You're looking at a sun that isn't there at all. That's due to refraction. The reason of the pink glow is that when you see it, the earth and the air for several thousand feet above you are in the shadow of the edge of the earth. The sun, therefore, is not shining on the thicker dust of the lower part of the air, but the finer dust of the upper part, the particles of which are small and more uniform in shape.

"The glow is of a rose-color because the particles are of the size to diffuse the rays of this wave-length. That's why rose colors appear in the east, before the west, and why the color lasts in the sky, which may be reflected on dust twelve miles high, after it has disappeared from the upper clouds, which are not more than eight miles high."

"'Tis the illigant hand ye are at explainin'," put in the Irishman, "but I c'n remember, when I was learnin' me trade, about thirty-four years ago, the sunsets were much finer than annything I've seen since. We don't have such sunsets now as when I was a boy."

"They were sho' brighter," agreed Dan'l. "Ah can remember when the skies used to look like they was all burning up. Ah thought the end of the world was a-comin', sho'!"

"Thirty-four years," said the Forecaster thoughtfully; "that would be in 1883, wouldn't it? Why, of course, Mike," he continued; "that was during the period of the famous Krakatoa sunsets."

"An' what's a Kraker-something sunset?" the printer asked.

"Krakatoa," the Weather Man explained, "was a volcano, near Java. In August, 1883, one of the most violent eruptions in the history of the world occurred. Half the island was blown up in the air, and, where a mountain had stood, the ocean rolled a thousand feet deep.

"The vibrations in the air were so terrific as to break windows and overturn frame houses over a hundred miles away, and the pressure wave, like some huge blast of wind, traveled round the world three times before it died down. The huge sea-waves caused by the eruption and the engulfing of the island, swept across the oceans, destroying the coasts for hundreds of leagues around. Over thirty thousand people were drowned.

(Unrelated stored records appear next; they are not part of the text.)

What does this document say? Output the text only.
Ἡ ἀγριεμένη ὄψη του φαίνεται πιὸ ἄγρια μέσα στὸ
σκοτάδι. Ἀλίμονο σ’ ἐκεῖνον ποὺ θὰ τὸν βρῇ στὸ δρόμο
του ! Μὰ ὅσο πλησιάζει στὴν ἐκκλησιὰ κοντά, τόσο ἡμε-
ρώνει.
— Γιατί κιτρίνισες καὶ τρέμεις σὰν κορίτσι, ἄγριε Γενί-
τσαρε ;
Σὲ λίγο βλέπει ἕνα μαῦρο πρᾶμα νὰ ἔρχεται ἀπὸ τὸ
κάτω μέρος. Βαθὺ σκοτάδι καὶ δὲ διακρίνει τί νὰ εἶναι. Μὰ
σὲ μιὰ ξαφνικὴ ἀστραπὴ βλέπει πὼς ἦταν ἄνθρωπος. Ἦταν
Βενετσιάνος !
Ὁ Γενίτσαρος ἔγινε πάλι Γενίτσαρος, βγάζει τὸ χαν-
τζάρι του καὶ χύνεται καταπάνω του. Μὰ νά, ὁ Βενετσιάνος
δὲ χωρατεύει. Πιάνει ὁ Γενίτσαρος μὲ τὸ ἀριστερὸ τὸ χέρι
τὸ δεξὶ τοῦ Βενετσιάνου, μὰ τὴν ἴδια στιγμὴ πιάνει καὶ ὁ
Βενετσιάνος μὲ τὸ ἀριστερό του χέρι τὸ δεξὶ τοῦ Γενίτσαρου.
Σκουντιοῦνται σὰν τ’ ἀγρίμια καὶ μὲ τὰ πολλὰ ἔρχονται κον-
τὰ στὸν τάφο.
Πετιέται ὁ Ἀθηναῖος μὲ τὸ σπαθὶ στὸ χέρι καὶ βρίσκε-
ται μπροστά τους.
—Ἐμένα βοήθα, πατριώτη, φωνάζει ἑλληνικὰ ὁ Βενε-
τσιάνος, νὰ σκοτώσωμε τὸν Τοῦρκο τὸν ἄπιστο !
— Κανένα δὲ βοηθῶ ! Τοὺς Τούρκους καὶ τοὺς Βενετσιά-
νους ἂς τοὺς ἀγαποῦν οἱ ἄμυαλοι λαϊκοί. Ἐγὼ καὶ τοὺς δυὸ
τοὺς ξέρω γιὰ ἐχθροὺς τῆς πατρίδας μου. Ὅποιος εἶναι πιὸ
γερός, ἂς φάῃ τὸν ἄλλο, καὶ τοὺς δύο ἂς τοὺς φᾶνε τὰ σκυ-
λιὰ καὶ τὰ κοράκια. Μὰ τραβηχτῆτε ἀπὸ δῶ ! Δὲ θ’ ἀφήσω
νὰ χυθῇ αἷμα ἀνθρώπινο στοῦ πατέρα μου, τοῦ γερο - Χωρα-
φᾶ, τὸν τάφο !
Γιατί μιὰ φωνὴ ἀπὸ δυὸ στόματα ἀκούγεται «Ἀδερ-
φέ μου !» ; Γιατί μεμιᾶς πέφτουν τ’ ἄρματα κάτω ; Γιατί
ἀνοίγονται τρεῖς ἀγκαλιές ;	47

"Pumice and ashes fell over the sea so thickly that within three miles of the island you could walk on them, and even five hundred miles away, the ashes formed a sc.u.m on the surface of the sea. The finer dust and the icy particles from the condensed vapor reached extreme heights in the air. These dust particles spread all round the world, completing the circuit in fifteen days.

"The sunsets were extraordinarily red, because, in the very thin air of great heights, there was an unusual amount of dust which had been forced there by the great volcanic outburst. It took three years for this dust gradually to settle into the lower air, and this made the sunsets that Pat speaks of. The great eruption of Mont Pele in 1902 created unusually beautiful sunsets in America for a couple of months afterward, but, of course, this was not to be compared to the Krakatoa eruption.

"It's curious, though, boys," he said, "that Bert, here, should have been writing this article on sunsets, because it happens that I've got something here quite important to show you."

Walking to the table, he took a large home-made portfolio from under his arm and spread it out. He untied it, threw open the cover and stepped back to let the boys look. They crowded round.

"Oh--oh!" said one. "Isn't that bully!"

The Forecaster turned over a second picture.